Facing the uncomfortable possibility that healthcare is discriminatory

When Covid struck and BAME patients died disproportionately, students of heath inequalities were not surprised

As the first Covid wave hit, it quickly became clear that people from black and ethnic minority backgrounds were dying in disproportionate numbers.

The immediacy and visibility of these deaths was shocking and revealed a disparity so clear-cut that some wondered if the explanation could be genetic. But those who have spent a lifetime studying health inequalities were less surprised. People from black, Asian and minority ethnic (BAME) backgrounds do worse across a wide range of health outcomes.

Black women in the UK remain four times more likely to die in pregnancy and childbirth than white women. Black and ethnic minority patients are less likely to be prescribed newer medication for type 2 diabetes and are more likely to suffer retinopathy, a side-effect of the disease that can lead to blindness. The revelations that black and Asian people have to wait longer for a cancer diagnosis is another stark example.

When trying to understand the causes of health inequalities, there has too often been a complacent tendency to look at factors that set minority groups apart, rather than face the more uncomfortable possibility that the healthcare system itself is discriminatory.
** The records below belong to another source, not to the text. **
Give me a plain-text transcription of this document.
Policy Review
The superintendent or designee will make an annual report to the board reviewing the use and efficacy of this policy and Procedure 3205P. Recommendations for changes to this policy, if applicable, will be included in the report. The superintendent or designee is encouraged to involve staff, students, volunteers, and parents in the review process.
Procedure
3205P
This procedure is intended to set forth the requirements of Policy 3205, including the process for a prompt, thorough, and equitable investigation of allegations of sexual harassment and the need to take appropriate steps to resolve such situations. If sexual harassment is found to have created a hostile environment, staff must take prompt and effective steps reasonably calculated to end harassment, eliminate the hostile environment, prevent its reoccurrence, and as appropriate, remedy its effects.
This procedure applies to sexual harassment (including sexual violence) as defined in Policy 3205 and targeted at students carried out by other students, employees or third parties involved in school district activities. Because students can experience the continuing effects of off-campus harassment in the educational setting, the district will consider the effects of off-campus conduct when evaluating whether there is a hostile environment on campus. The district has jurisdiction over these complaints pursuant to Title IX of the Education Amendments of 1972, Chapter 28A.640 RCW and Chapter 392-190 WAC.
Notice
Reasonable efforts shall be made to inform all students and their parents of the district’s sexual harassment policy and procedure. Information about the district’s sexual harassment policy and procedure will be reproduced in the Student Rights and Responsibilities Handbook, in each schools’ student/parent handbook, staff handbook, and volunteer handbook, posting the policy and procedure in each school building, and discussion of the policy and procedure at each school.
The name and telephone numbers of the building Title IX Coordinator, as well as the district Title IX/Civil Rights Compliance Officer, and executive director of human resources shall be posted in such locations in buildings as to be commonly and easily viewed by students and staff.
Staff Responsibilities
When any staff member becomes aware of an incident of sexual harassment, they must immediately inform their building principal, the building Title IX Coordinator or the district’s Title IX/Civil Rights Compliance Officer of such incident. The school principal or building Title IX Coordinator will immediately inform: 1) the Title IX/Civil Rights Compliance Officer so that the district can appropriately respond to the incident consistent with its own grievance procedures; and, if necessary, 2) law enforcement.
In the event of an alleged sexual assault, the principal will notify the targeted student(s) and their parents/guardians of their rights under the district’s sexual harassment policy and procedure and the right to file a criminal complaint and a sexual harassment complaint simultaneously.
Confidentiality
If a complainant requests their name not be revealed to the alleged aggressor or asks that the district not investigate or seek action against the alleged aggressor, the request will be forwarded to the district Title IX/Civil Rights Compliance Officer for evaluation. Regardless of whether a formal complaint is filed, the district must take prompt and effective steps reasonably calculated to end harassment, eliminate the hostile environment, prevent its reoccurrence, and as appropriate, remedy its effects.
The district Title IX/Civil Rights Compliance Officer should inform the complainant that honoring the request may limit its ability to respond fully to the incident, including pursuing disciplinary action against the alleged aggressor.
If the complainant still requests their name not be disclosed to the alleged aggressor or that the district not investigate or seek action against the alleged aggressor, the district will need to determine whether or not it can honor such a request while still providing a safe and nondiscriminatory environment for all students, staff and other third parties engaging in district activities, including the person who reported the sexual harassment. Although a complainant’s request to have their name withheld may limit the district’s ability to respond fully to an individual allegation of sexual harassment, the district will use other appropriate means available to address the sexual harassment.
If a group of people are genetically vulnerable to a disease, for example, the NHS can hardly be blamed for worse outcomes (genetic factors are rarely a major contributor to health inequalities). Socio-economic factors can play a substantial role in health outcomes, but this problem is mostly beyond the remit of healthcare leaders. Academic papers refer to “healthcare-seeking behaviour”, a phrase that seems to subtly place responsibility for poor outcomes on patients who failed to attend the doctors in a timely fashion. In fact, a recent report from the NHS Race and Health Observatory concluded that many people from ethnic minorities may delay or avoid seeking help because they fear racist treatment from NHS professionals.

The differences in diagnosis wait times for black and Asian people compared with white people provides clear evidence that health inequalities can – and often do – result from inequalities in the healthcare system. These were all people who attended their GP surgery with symptoms. Underlying risk factors such as diet and lifestyle cannot have played a role.

More work is needed to understand the factors at play. One possibility is that GPs are more likely to downplay the seriousness of cancer symptoms in black and Asian patients. Another possibility is that black and Asian patients are more likely to live near hospitals with longer waiting times. The NHS needs to make collecting data on patient ethnicity a priority so that health inequalities can be more fully understood and remedied.

“Everyone counts” is a core value, written into the NHS constitution, but it is hard to avoid the conclusion that in 2022, from maternity wards to oncology clinics, not everyone receives equal treatment.